Als laatste kwamen twee ingewikkelde onderwerpen aan bod: Afrika en Cyber. Zo meende Sanne van der Lugt (Clingendael & LeidenAsiaCentre) dat het positief is de China notitie onze zwakke kanten durfden te erkennen, namelijk dat wij nu realiseren dat het geen zin heeft om louter opportunistisch naar China te kijken. Wat haar echter niet aansprak was de nadruk van de notitie op twee verschillende waardensystemen. De notitie positioneert Nederland als progressief, open, liberaal, transparant en democratisch, maar China als conservatief, gesloten, onliberaal en autocratisch. Maar, vroeg Van der Lugt, zouden Afrikaanse boeren Europa echt als open en transparant zien?

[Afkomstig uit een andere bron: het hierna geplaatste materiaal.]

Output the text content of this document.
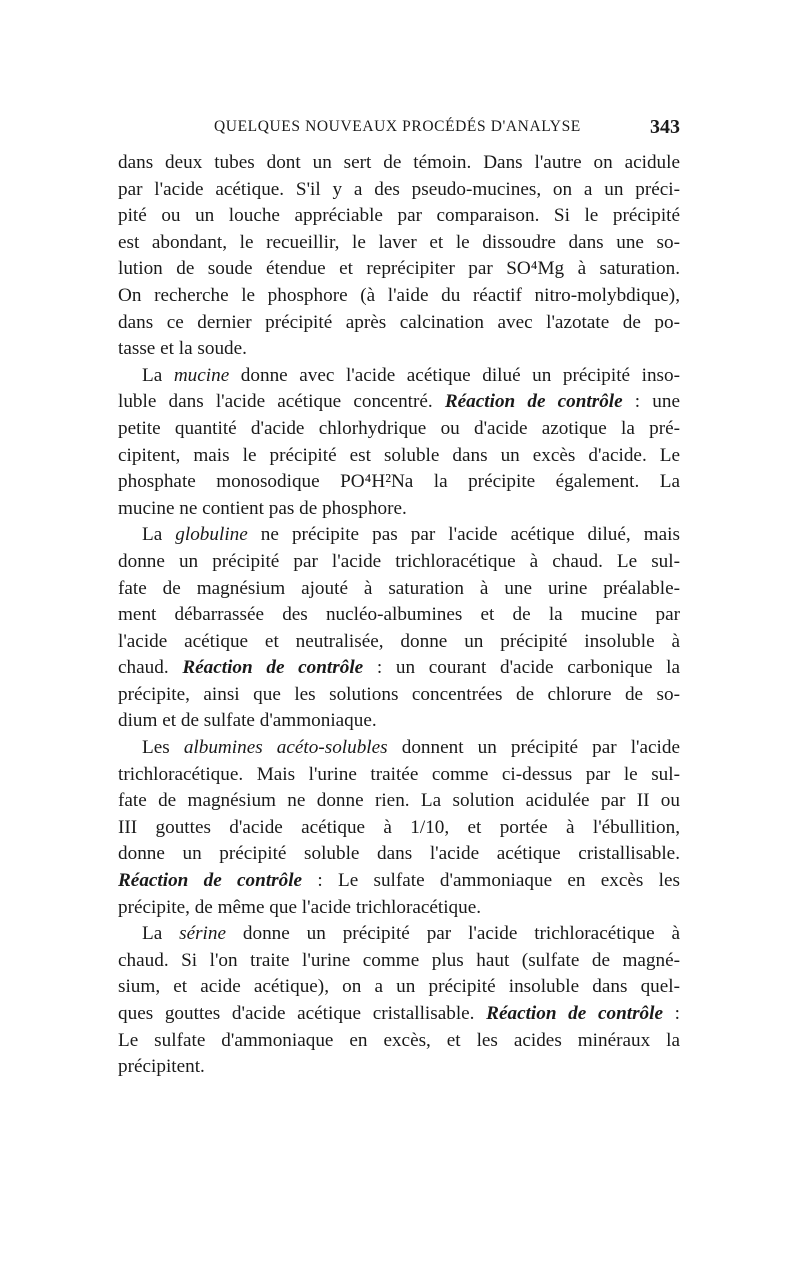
QUELQUES NOUVEAUX PROCÉDÉS D'ANALYSE	343
dans deux tubes dont un sert de témoin. Dans l'autre on acidule
par l'acide acétique. S'il y a des pseudo-mucines, on a un préci-
pité ou un louche appréciable par comparaison. Si le précipité
est abondant, le recueillir, le laver et le dissoudre dans une so-
lution de soude étendue et reprécipiter par SO⁴Mg à saturation.
On recherche le phosphore (à l'aide du réactif nitro-molybdique),
dans ce dernier précipité après calcination avec l'azotate de po-
tasse et la soude.
La mucine donne avec l'acide acétique dilué un précipité inso-
luble dans l'acide acétique concentré. Réaction de contrôle : une
petite quantité d'acide chlorhydrique ou d'acide azotique la pré-
cipitent, mais le précipité est soluble dans un excès d'acide. Le
phosphate monosodique PO⁴H²Na la précipite également. La
mucine ne contient pas de phosphore.
La globuline ne précipite pas par l'acide acétique dilué, mais
donne un précipité par l'acide trichloracétique à chaud. Le sul-
fate de magnésium ajouté à saturation à une urine préalable-
ment débarrassée des nucléo-albumines et de la mucine par
l'acide acétique et neutralisée, donne un précipité insoluble à
chaud. Réaction de contrôle : un courant d'acide carbonique la
précipite, ainsi que les solutions concentrées de chlorure de so-
dium et de sulfate d'ammoniaque.
Les albumines acéto-solubles donnent un précipité par l'acide
trichloracétique. Mais l'urine traitée comme ci-dessus par le sul-
fate de magnésium ne donne rien. La solution acidulée par II ou
III gouttes d'acide acétique à 1/10, et portée à l'ébullition,
donne un précipité soluble dans l'acide acétique cristallisable.
Réaction de contrôle : Le sulfate d'ammoniaque en excès les
précipite, de même que l'acide trichloracétique.
La sérine donne un précipité par l'acide trichloracétique à
chaud. Si l'on traite l'urine comme plus haut (sulfate de magné-
sium, et acide acétique), on a un précipité insoluble dans quel-
ques gouttes d'acide acétique cristallisable. Réaction de contrôle :
Le sulfate d'ammoniaque en excès, et les acides minéraux la
précipitent.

Ook Rogier Creemers (LeidenAsiaCentre) riep bij het thema cyber op om ons beleid vanuit het perspectief van de ander te bekijken. Cyber is namelijk een ingewikkeld thema: sommige onderwerpen zijn oude wijn in nieuwe zakken, denk aan industriële spionage. Anderen zijn echter compleet nieuw: wat zijn bijvoorbeeld de normen, waarden en regels van een land in cyberspace? Hoe definieer je een oorlogsdaad in cyberspace? Hierbij is het belangrijk om het vanuit China’s oogpunt te bekijken. China vergelijkt zich immers met de VS, en ziet alle mogelijkheden die de NSA heeft. Al die mogelijkheden van de NSA ziet China als een grote bedreiging, maar tegelijkertijd wil China ze ook zelf.
Na de bijdragen van deze wetenschappers, sloot René Cuperus de avond af met zijn ervaringen van de “China College Tour”. In deze College Tour kregen millennials de kans om het debat aan te gaan over China. Dit bracht hem op twee vragen: waar is Marco Polo gebleven, en met welk Chinabeeld zadelen wij de komende generatie op? Hij noemde de enorme nieuwsgierigheid en fascinatie waarmee jongeren over China praatten, niet alleen in Huawei en 5G, maar ook het Chinese succesmodel. Zoals veel studenten het zagen, is het debat dan ook te snel van onbegrip over China naar “China-bashing” gegaan, waarbij het positieve verhaal over China compleet afwezig is. Daarom moeten we meer begrip tonen voor China: de Marco Polo blik. Dat betekent ook dat we kritisch naar onszelf moeten kijken. Dus, concludeerde hij, minstens de helft van de China-strategie moet niet over China gaan, maar over onszelf.